Hate Speech has become a growing problem on the internet, and social media specifically, over the past decade. In a 2018 survey by the Anti-Defamation League, a nonprofit which tracks and fights anti-Semitism, 53% of respondents reported being subject to hateful speech and harassment. For a third of Americans, online abuse was in response to their sexual orientation, religion, race, ethnicity, gender identity or disability, the survey found. Around the world, the problem takes on an even more dire size as more languages and cultural contexts are added to the mix. As a result of previous missteps, Facebook was recently sued by the Rohingya community for $150 billion due to their role in propagating fake news that helped in over 10,000 people dying in targeted riots in 2017. Despite Facebook’s best efforts to tackle this massive problem, internal documents show how it is still capable of identifying only 3–5% of all hate speech on the platform.

Much of the cyber-bullying and hate speech on social media platforms happen in the form of memes targeting a community or specific people. The presents a special challenge to moderation as both the image and the text on it together would make a meme hateful or benign. For example in the images below, the text “Love the way you smell today” could be part of a hateful or benign meme based on whether the background is of something sweet-smelling like a rose or a foul-smelling skunk. The problem is compounded further once we try to moderate content in other language or cultural contexts.

Proposition

We aim to build a deep-learning based tool that is able to take in a meme as input and classify it as hateful or not hateful. We aim to package this as an API that can be consumed in multiple different platforms like a browser extension that parents could use to keep their children safe from online hate. To allow interaction with this API, we build a front-end using React.js where anyone can upload an image and get it classified.

Datasets

We worked with two datasets for this project: the Hateful Memes Challenge (Kiela, 2021) and the Memotion Analysis (Sharma, 2020) datasets. Both of these datasets manually tagged offensive memes found on social media. In the case of the Hateful Memes dataset, the Facebook AI team modified some of the original memes to guarantee that they are licensing compliant. Below we list download links to both datasets

Exploratory Data Analysis (EDA)

Tools

For our Exploratory Data Analysis (EDA), we chose Google Colab and carried out the analysis in Python using libraries like Numpy, Pandas, Tensorflow, Matplotlib.

Downloading and Reading Data

We used Kaggle’s API to load the data into our Colab notebook:

! touch kaggle.json! echo ‘{“username”:”<YOUR KAGGLE USERNAME>”,”key”:”YOUR API KEY”}’ > kaggle.json! pip install kaggle! mkdir ~/.kaggle! cp kaggle.json ~/.kaggle/! chmod 600 ~/.kaggle/kaggle.json# downloads and unzips Facebook Hateful Meme Dataset! kaggle datasets download -d parthplc/facebook-hateful-meme-dataset — force! unzip facebook-hateful-meme-dataset.zip# downloads and unzips Memotion Analysis dataset! kaggle datasets download -d williamscott701/memotion-dataset-7k — force! unzip memotion-dataset-7k.zip

Loading Facebook Hateful Memes dataset

The Facebook Hateful Memes dataset is divided into an ‘img’ folder with all of the memes and three JSON Lines text files (train.jsonl, dev.jsonl, and test jsonl) with image metadata.

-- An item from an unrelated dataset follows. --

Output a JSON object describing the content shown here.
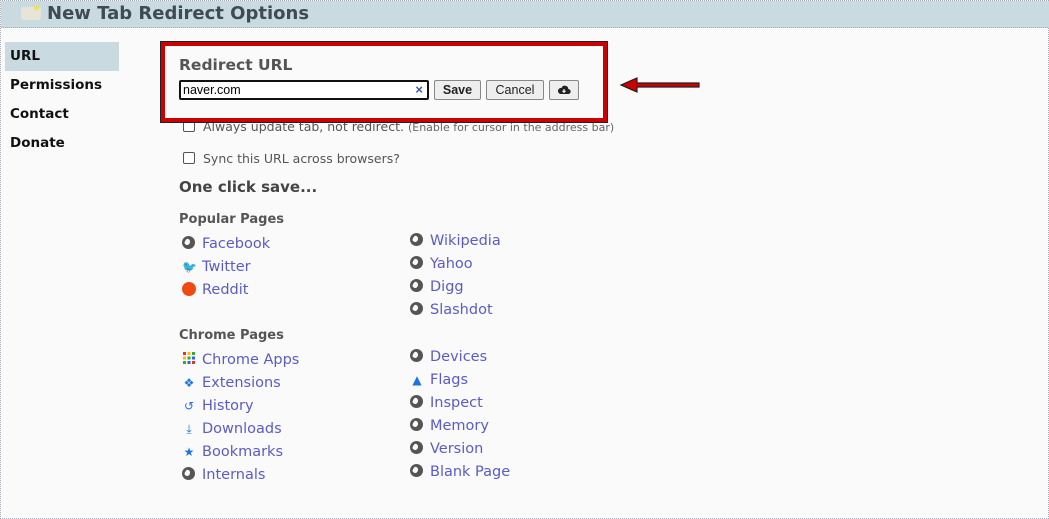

The training and development .jsonl files list each image’s unique identification number (id), its file path (img), a label (label), and a transcript of any text that appears in the picture (text). The test.jsonl file differs from the train and dev files because it does not include a label tag. Below are two examples from the train.jsonl file and a diagram representing the dataset file structure.:

{“id”:1845,”img”:”img\/01845.png”,”label”:0,”text”:”when you consume too much trans fat”}{“id”:75021,”img”:”img\/75021.png”,”label”:1,”text”:”where’s jaws when you need him?”}

Sample Images

Methods

Multimodal content can be more difficult to classify than unimodal content. For instance, take the following examples.

By themselves, neither the text or images are harmful. However, when combined like so:

The multimodal meme becomes hateful.

However, if we swap out the image but keep the text, the image again becomes harmless.

Researchers have focused on two broad frameworks to handle multimodal content, early and late fusion systems.

Early-fusion systems fuse the image and text before classifying them. This framework is able to detect hateful content even if the image or text, by itself, is not hateful.

Another approach is late-fusion systems.

Late fusion systems attempt to classify the image and text separately, and then average, or fuse, the classification. While it is much easier to build these systems, they are also much less effective at understanding multimodal inputs.

Facebook released the dataset as part of their Hateful Memes Challenge. With the dataset, they also released the results of several baseline models they trained, asking challenge participants to do better than their own models.

While most challenge participants iterated on Facebook’s pretrained multi-modal models, we were limited in that Facebook developed these models in PyTorch. In addition, most existing multimodal pre-trained models outside of the Facebook challenge have been officially developed in PyTorch. For instance, HuggingFace only offers a pre-trained VisualBert model for PyTorch.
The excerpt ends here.